There seems to be a difference in perception about going Dutch that was clearly generational; women in their mid-30s and older expressed the following sentiments about Dutch treat dates:

"If a guy pays for a date he wants me for more than just a fling and values me and my time. I can afford to pay my way but I enjoy being treated because it makes me feel like a desirable woman. If a guy hints for a contribution or asks me to pay I feel that he is interested in one night stand - not anything long term. I pay my way, no problem but I drop the guy (and no, he doesn't get none either)!"

"If a woman within this age group volunteers to pay her share, she is sending a signal of disinterest. I always grab the tab on a first date when I never want to see the guy, again. A woman offering to pay on the first date is never a good sign guys."

"If the guy asks me out I expect him to pay. If I ask the guy out I am prepared to pay. I've never done that Dutch treat nonsense. Nor do I go over to a guy's house for a movie and dinner date either. I'm too old for that."

"If I'm with someone who insists on paying, fine, but I feel more comfortable with me being able to pay for my part. I always offer to pay my share because...well it's my share! If he is nice enough to insist then that's very sweet of him. I wouldn't ever want someone I cared about to think I am using them for free stuff!"
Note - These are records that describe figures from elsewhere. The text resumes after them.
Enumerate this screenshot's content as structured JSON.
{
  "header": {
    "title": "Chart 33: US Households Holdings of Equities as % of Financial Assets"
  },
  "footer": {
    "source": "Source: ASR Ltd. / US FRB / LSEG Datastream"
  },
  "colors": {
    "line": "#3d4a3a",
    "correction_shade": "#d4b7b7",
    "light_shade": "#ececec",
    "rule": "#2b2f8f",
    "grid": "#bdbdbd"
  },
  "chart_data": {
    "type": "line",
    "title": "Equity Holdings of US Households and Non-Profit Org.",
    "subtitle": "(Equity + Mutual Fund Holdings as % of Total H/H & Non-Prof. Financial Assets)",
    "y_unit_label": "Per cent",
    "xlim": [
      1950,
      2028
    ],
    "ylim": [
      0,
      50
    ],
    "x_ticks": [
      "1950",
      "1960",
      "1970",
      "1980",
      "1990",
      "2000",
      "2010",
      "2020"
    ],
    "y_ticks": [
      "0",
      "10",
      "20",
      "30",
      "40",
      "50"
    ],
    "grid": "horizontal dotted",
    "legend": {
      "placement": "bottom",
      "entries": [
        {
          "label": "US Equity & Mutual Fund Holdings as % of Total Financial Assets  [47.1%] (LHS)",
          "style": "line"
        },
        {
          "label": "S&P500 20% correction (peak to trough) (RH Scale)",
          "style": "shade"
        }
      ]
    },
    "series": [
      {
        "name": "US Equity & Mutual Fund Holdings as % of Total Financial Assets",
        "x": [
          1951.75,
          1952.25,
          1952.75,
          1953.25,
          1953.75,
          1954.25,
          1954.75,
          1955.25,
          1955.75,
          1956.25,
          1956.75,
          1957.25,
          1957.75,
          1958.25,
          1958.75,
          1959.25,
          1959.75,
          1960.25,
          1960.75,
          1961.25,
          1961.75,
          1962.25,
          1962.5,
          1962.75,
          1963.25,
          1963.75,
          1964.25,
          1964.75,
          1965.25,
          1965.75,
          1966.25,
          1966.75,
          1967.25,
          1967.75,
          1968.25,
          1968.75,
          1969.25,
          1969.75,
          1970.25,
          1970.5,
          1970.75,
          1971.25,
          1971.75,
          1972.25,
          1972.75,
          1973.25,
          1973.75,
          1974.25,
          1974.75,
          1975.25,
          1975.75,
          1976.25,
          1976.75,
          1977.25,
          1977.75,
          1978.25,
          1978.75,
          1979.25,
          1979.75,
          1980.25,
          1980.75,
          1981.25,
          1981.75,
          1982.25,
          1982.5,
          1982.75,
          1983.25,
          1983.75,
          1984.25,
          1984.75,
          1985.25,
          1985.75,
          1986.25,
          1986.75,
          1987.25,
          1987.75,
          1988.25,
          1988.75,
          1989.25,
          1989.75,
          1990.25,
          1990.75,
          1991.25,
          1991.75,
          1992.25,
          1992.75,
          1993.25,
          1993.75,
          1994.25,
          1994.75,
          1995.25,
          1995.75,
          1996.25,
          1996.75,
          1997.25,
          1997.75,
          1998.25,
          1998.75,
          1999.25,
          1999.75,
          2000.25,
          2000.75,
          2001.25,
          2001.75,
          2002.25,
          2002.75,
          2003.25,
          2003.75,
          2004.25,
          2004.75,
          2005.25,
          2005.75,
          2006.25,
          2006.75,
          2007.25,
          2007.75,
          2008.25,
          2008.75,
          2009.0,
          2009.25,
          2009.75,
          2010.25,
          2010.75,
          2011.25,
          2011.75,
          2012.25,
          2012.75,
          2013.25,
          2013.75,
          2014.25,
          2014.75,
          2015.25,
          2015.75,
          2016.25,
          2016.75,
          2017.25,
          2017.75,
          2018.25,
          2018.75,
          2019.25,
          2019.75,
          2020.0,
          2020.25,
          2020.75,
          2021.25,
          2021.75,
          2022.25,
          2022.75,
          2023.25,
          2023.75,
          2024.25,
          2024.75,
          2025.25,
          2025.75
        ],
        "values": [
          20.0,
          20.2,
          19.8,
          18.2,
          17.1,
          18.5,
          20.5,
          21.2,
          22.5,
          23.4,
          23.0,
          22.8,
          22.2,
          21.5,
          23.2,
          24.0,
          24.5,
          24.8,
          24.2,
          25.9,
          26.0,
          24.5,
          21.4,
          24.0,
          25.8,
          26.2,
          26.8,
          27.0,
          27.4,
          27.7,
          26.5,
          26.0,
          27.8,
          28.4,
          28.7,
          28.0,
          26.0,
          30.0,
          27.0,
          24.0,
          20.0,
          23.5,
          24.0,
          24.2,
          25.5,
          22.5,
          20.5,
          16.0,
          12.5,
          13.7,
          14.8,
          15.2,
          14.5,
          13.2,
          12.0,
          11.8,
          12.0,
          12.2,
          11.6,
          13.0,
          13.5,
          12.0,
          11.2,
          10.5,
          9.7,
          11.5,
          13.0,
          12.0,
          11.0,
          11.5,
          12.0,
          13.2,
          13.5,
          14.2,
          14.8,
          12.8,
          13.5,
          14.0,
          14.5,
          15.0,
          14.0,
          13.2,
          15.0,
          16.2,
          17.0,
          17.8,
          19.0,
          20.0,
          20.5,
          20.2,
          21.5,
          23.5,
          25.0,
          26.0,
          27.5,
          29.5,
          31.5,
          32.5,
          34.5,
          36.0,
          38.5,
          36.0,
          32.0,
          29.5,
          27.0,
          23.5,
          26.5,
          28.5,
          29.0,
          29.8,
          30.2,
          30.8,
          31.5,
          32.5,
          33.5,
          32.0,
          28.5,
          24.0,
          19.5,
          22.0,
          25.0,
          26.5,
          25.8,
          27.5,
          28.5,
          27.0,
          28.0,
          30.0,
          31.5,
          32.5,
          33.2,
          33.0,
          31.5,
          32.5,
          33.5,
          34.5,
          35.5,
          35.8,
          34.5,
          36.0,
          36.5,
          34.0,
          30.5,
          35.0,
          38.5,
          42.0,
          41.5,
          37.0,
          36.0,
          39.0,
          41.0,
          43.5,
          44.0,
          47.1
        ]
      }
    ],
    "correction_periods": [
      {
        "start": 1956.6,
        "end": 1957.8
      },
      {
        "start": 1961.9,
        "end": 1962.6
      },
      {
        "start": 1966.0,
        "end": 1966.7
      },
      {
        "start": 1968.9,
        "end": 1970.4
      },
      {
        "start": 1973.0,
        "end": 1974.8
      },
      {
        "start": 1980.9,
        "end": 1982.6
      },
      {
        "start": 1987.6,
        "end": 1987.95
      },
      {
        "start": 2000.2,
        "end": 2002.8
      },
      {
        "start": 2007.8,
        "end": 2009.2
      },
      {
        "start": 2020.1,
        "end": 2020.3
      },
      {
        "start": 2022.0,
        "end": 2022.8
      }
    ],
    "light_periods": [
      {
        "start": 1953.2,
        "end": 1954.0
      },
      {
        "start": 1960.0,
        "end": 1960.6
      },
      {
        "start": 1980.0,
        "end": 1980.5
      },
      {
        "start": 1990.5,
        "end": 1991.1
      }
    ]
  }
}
The last woman was 19 years old and her statement clearly demonstrates the generational difference in attitude. Mature women know that paying on a date is a mistake. When a woman pays she is (either knowingly or unknowingly) putting up emotional barriers. Even if that woman is interested, she is abandoning any expectations of being treated like a lady by letting a man know that he doesn't have to do any work to get her. He is not challenged to be the best man he can be, because she gives too much, too soon. Women that pay for dates make it easy for men to be selfish.

With Men What You See is What You Get

A man shows you who is he early in the dating process.  Women need to pay attention and stop making excuses for men's negative behavior. 

Trying to create a relationship with a selfish stingy man will be exhausting and frustrating. He will resist giving his time, expressing his feelings, or sharing his thoughts.  He won't feel motivated to be romantic, say sweet things, or go out of his way to make you feel good.  Some barely pay attention to the person they claim to love. And as the relationship goes on, it will be difficult for you to complain about not getting things you never demanded from him in the beginning.

By paying for the first date you set the bar for gallant treatment and his performance as a man at ground level. Always remember that loving requires a willingness to let go, the courage to make yourself vulnerable, and the ability to allow someone to possess a piece of your soul. To reach the depth of love that warms your heart and keeps a man on your mind day and night, he must be willing to give to you in spirit, thought and energy.

It all begins with his willingness to pay for dates.